What was the case about?
In S Frances Limited v The Cavendish Hotel (London) Limited, the High Court considered whether a landlord’s proposed development scheme, purportedly contrived solely with a view to defeating a business tenant’s request for a new commercial lease, was sufficient grounds to successfully oppose the grant of the new lease.
Why is this important?
Part II of The Landlord and Tenant Act 1954 (the Act) governs this area of law. It was devised with a view to promoting security for tenants of business premises given that much of a tenant’s goodwill is normally attached to the premises it occupies.
Where a tenant has the protection of this Act they are referred to as having ‘security of tenure’ – which means they have a right to a new lease at expiry of their lease. There are certain grounds under which a landlord can seek to refuse the grant of a new lease under the Act. One of these grounds is that the landlord intends to demolish or substantially reconstruct the premises, meaning that the tenant cannot go on occupying. This is known as Ground F.
What was the background to the case?
In the S Frances case, the tenant held a lease of a sought-after London premises which was due to expire in January 2016. Accordingly, the tenant served a notice requesting a new lease. The landlord subsequently sought to oppose the grant of a new lease, citing Ground F. The landlord’s position was accepted in the county court. The tenant appealed to the High Court on the basis that the landlord’s motive was purely to obstruct the tenant’s right under the Act to be granted a new tenancy; they argued there was no other practical or commercial reason for the proposed works.
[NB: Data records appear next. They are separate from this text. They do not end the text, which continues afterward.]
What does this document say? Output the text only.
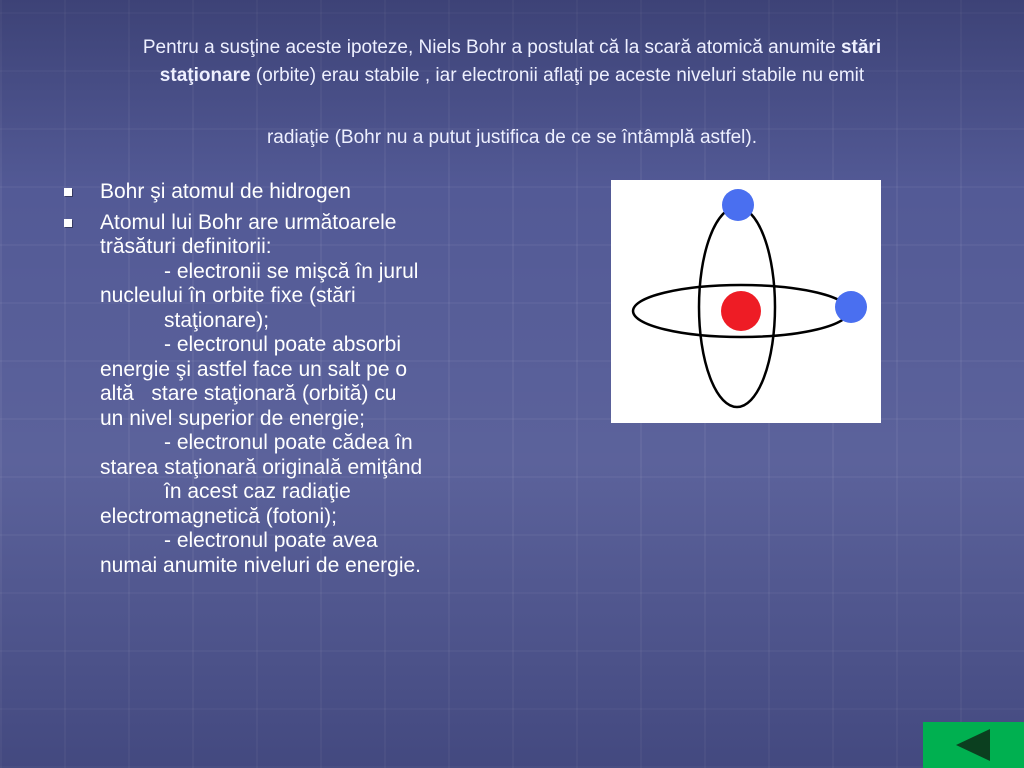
Pentru a susţine aceste ipoteze, Niels Bohr a postulat că la scară atomică anumite stări
staţionare (orbite) erau stabile , iar electronii aflaţi pe aceste niveluri stabile nu emit
radiaţie (Bohr nu a putut justifica de ce se întâmplă astfel).
Bohr şi atomul de hidrogen
Atomul lui Bohr are următoarele
trăsături definitorii:
- electronii se mişcă în jurul
nucleului în orbite fixe (stări
staţionare);
- electronul poate absorbi
energie şi astfel face un salt pe o
altă   stare staţionară (orbită) cu
un nivel superior de energie;
- electronul poate cădea în
starea staţionară originală emiţând
în acest caz radiaţie
electromagnetică (fotoni);
- electronul poate avea
numai anumite niveluri de energie.
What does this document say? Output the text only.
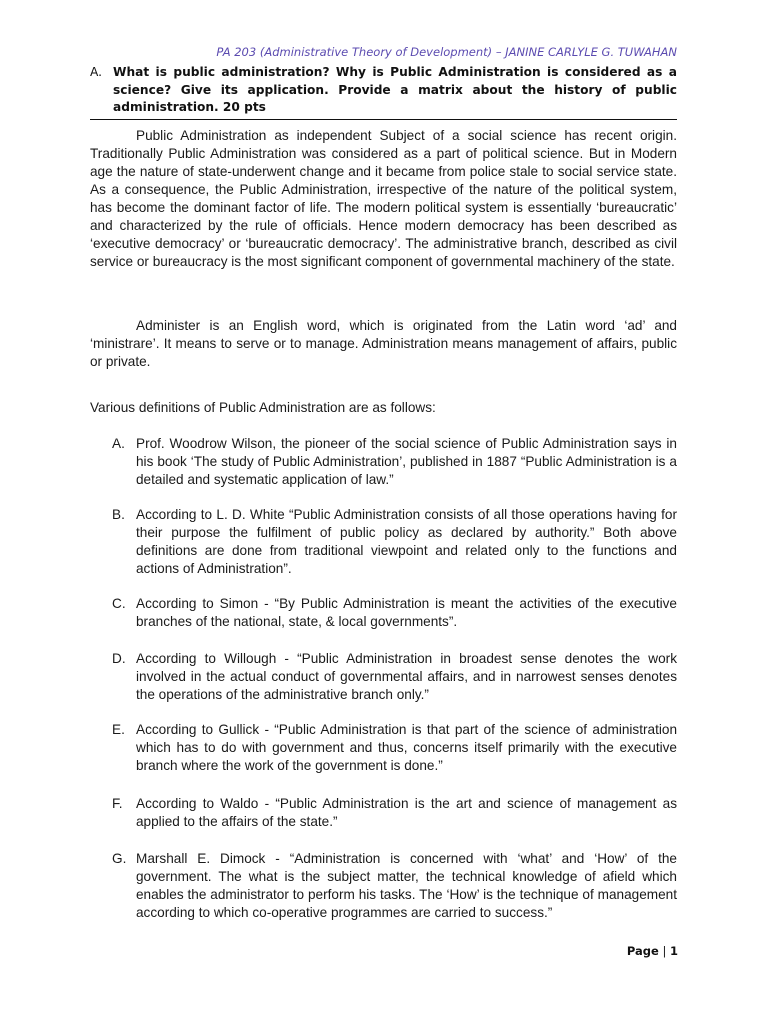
PA 203 (Administrative Theory of Development) – JANINE CARLYLE G. TUWAHAN
A. What is public administration? Why is Public Administration is considered as a science? Give its application. Provide a matrix about the history of public administration. 20 pts

Public Administration as independent Subject of a social science has recent origin. Traditionally Public Administration was considered as a part of political science. But in Modern age the nature of state-underwent change and it became from police stale to social service state. As a consequence, the Public Administration, irrespective of the nature of the political system, has become the dominant factor of life. The modern political system is essentially ‘bureaucratic’ and characterized by the rule of officials. Hence modern democracy has been described as ‘executive democracy’ or ‘bureaucratic democracy’. The administrative branch, described as civil service or bureaucracy is the most significant component of governmental machinery of the state.

Administer is an English word, which is originated from the Latin word ‘ad’ and ‘ministrare’. It means to serve or to manage. Administration means management of affairs, public or private.

Various definitions of Public Administration are as follows:

A. Prof. Woodrow Wilson, the pioneer of the social science of Public Administration says in his book ‘The study of Public Administration’, published in 1887 “Public Administration is a detailed and systematic application of law.”
B. According to L. D. White “Public Administration consists of all those operations having for their purpose the fulfilment of public policy as declared by authority.” Both above definitions are done from traditional viewpoint and related only to the functions and actions of Administration”.
C. According to Simon - “By Public Administration is meant the activities of the executive branches of the national, state, & local governments”.
D. According to Willough - “Public Administration in broadest sense denotes the work involved in the actual conduct of governmental affairs, and in narrowest senses denotes the operations of the administrative branch only.”
E. According to Gullick - “Public Administration is that part of the science of administration which has to do with government and thus, concerns itself primarily with the executive branch where the work of the government is done.”
F. According to Waldo - “Public Administration is the art and science of management as applied to the affairs of the state.”
G. Marshall E. Dimock - “Administration is concerned with ‘what’ and ‘How’ of the government. The what is the subject matter, the technical knowledge of afield which enables the administrator to perform his tasks. The ‘How’ is the technique of management according to which co-operative programmes are carried to success.”
Page | 1
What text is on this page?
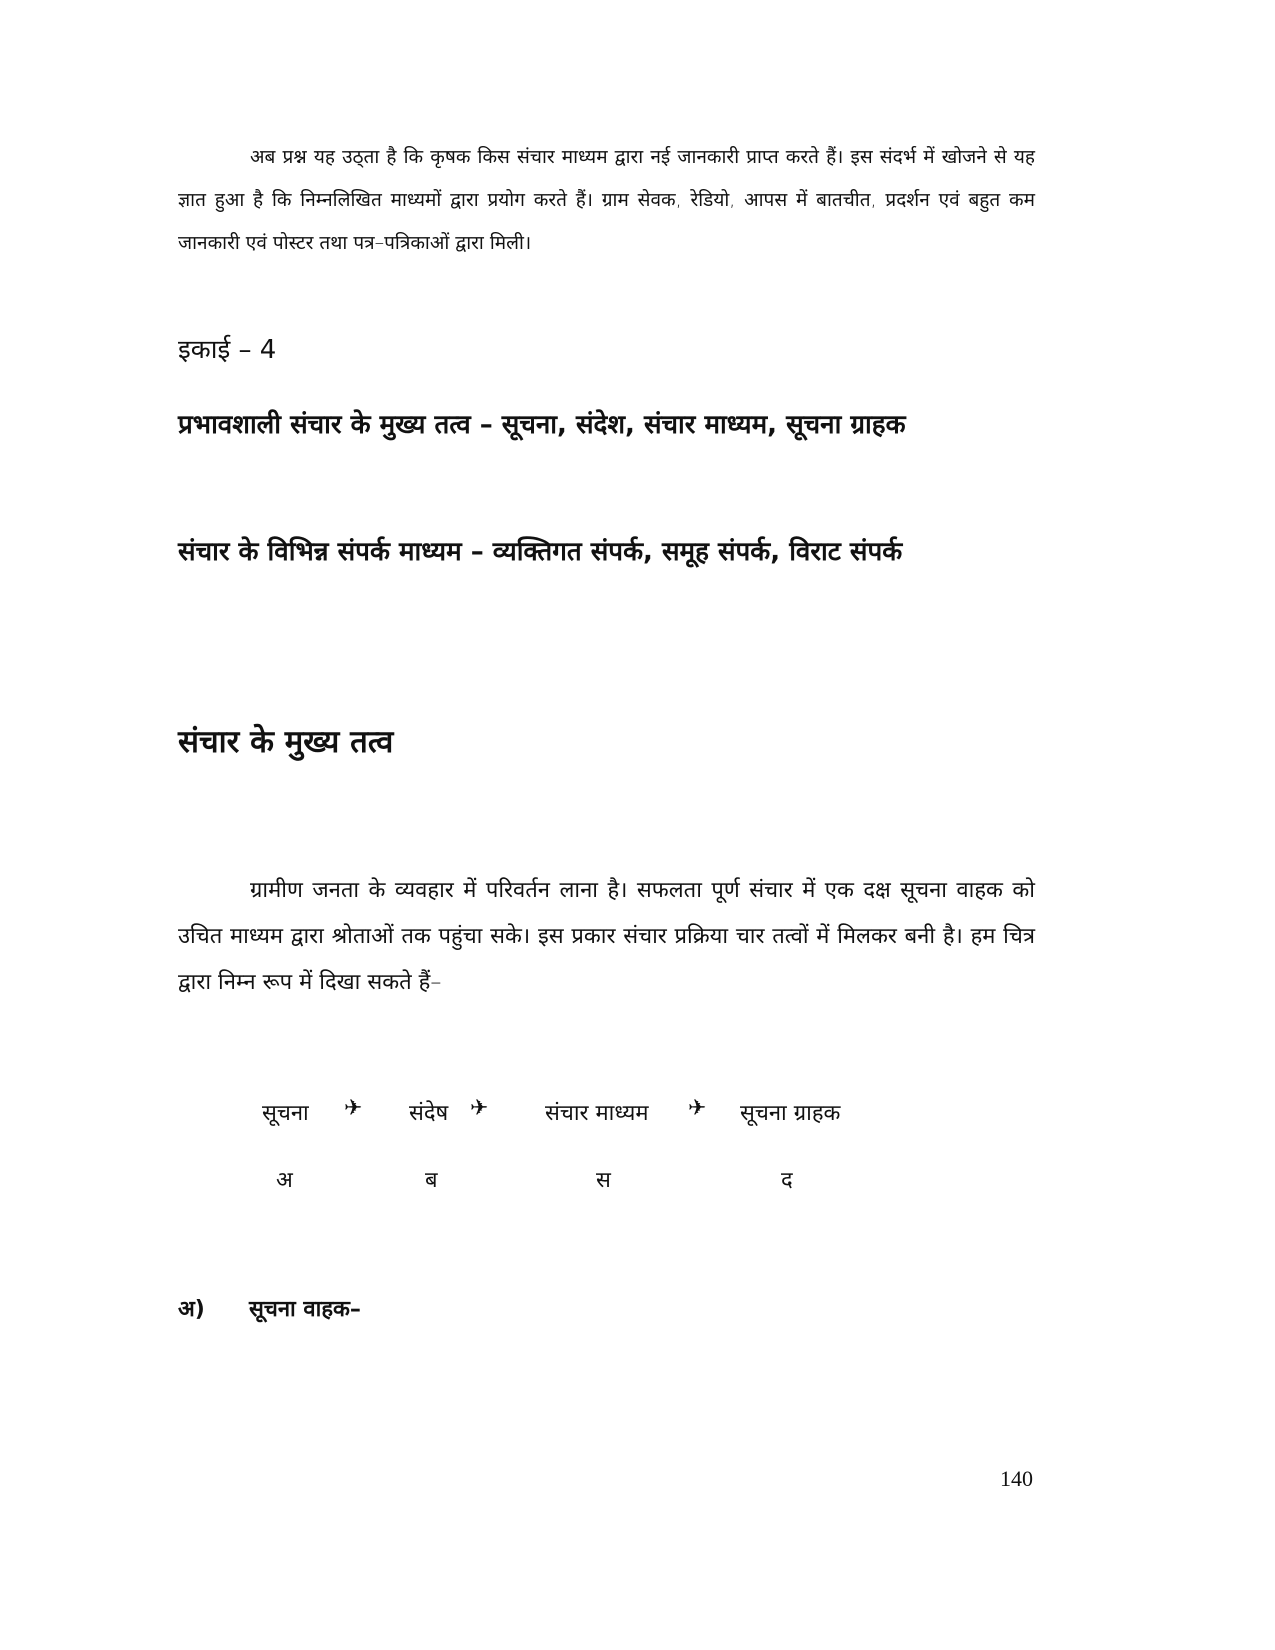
अब प्रश्न यह उठ्ता है कि कृषक किस संचार माध्यम द्वारा नई जानकारी प्राप्त करते हैं। इस संदर्भ में खोजने से यह ज्ञात हुआ है कि निम्नलिखित माध्यमों द्वारा प्रयोग करते हैं। ग्राम सेवक, रेडियो, आपस में बातचीत, प्रदर्शन एवं बहुत कम जानकारी एवं पोस्टर तथा पत्र–पत्रिकाओं द्वारा मिली।
इकाई – 4
प्रभावशाली संचार के मुख्य तत्व – सूचना, संदेश, संचार माध्यम, सूचना ग्राहक
संचार के विभिन्न संपर्क माध्यम – व्यक्तिगत संपर्क, समूह संपर्क, विराट संपर्क
संचार के मुख्य तत्व
ग्रामीण जनता के व्यवहार में परिवर्तन लाना है। सफलता पूर्ण संचार में एक दक्ष सूचना वाहक को उचित माध्यम द्वारा श्रोताओं तक पहुंचा सके। इस प्रकार संचार प्रक्रिया चार तत्वों में मिलकर बनी है। हम चित्र द्वारा निम्न रूप में दिखा सकते हैं–
सूचना ✈ संदेष ✈	संचार माध्यम ✈ सूचना ग्राहक
अ	ब	स	द
अ) सूचना वाहक–
140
What did the High Court decide?
The High Court sided with the landlord. They considered that the landlord’s motive was irrelevant; Ground F only requires an intention to carry out the works. If the court is satisfied of this, then the landlord has met that condition and the tenant does not get a new lease.
This decision has divided schools of legal thought. Some consider it to be a reflection of the wording of the Act, while others consider it undermines the purpose the Act was seeking to achieve; i.e. security of tenure for business tenants – and protection of that business’s goodwill.
What does this mean for landlords and tenants?
As unfair as this decision may seem, it does at least clarify the position. The onus remains on the word “intention”; any landlords seeking to defeat a tenant’s request for a new tenancy would be wise to ensure that their intentions are clear and thoroughly evidenced, regardless of their reasons for wishing to avoid the new tenancy.
Tenants should be aware that so long as the landlord has the intention to demolish or substantially reconstruct the premises, their motives for carrying out the works are irrelevant.